Al “Mariano Santo” il 50% delle prestazioni erogate in Calabria ma l’aumento dell’utenza esterna spinge i cosentini alla mobilità extraregionale

La sanità in Calabria insegue il filo diretto di un pensiero che rimane sempre in bilico tra speranza e rassegnazione. Lo scenario è quello di patologie gravi e meno gravi che restano impigliate in liste d’attesa che faticano a transitare dalla cruna ristretta da tredici anni di commissariamento di cure e assistenza. Persino le diagnosi dei tumori hanno bisogno di più tempo. Negli ultimi tre mesi la coda per una prestazione Pet (tomografia a emissione di positroni), generalmente richiesta per malattie oncologiche, è raddoppiata.

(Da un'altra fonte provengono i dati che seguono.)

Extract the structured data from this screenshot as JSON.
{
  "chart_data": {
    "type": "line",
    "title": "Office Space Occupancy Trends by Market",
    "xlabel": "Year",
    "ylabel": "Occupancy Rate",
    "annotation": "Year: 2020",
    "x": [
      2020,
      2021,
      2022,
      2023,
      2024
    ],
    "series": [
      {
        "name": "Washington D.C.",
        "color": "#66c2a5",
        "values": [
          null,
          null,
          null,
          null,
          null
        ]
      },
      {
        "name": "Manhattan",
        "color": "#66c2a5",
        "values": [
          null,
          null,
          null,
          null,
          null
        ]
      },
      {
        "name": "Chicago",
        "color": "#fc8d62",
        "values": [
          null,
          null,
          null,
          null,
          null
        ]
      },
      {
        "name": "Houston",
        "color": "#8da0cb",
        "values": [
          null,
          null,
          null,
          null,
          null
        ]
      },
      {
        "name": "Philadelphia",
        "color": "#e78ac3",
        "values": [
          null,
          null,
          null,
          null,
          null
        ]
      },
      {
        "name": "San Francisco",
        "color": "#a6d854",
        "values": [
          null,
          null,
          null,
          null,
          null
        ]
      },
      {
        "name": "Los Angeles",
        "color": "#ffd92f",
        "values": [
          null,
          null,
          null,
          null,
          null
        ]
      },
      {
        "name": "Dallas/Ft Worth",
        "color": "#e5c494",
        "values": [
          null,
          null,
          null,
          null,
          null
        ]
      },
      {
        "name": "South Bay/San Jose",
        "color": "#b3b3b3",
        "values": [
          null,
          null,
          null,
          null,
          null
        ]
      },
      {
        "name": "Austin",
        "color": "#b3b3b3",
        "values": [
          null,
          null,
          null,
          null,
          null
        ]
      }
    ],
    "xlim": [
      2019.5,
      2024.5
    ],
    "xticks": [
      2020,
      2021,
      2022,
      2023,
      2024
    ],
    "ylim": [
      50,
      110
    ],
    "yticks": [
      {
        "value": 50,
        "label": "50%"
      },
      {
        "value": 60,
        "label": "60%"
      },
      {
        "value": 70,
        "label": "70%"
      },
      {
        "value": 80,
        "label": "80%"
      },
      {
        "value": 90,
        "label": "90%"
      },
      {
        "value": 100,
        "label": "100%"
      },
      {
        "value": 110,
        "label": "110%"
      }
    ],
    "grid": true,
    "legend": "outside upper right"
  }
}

Adesso servono circa 45 giorni per ottenere il responso dalla medicina nucleare del “Mariano Santo”. Ma la fretta di conoscere la dimensione del male in tempi brevi spinge sempre più pazienti a spostarsi verso Napoli con il conseguente aumento dei costi a carico del sistema sanitario di casa nostra.

Distribuzione

La Medicina nucleare di Cosenza è una delle quattro che operano in Calabria. Le altre sono attive nell’Azienda ospedaliera “Bianchi-Malacrino-Morelli” di Reggio, nel policlinico “Mater Domini” e un’altra, mobile, nel “Pugliese-Ciaccio” di Catanzaro. Una dislocazione territoriale che avrebbe dovuto garantire l’accertamento diagnostico nei limiti previsti e secondo i piani del fabbisogno che valutano sufficiente una Pet ogni milione di abitanti. In base ai dati Sec-Sisr della Regione, riferiti al 2019, ai calabresi sono state erogate 8.300 prestazioni di tomografia con radiofarmaco in un anno. Di queste 4.500 sono state eseguite in uno dei quattro centri regionali, le altre 3.800 sono state erogate fuori dalla Calabria. Al “Mariano Santo” hanno ricevuto un referto diagnostico 2.200 pazienti. Gli altri 2.300 sono stati trattati tra Reggio e Catanzaro.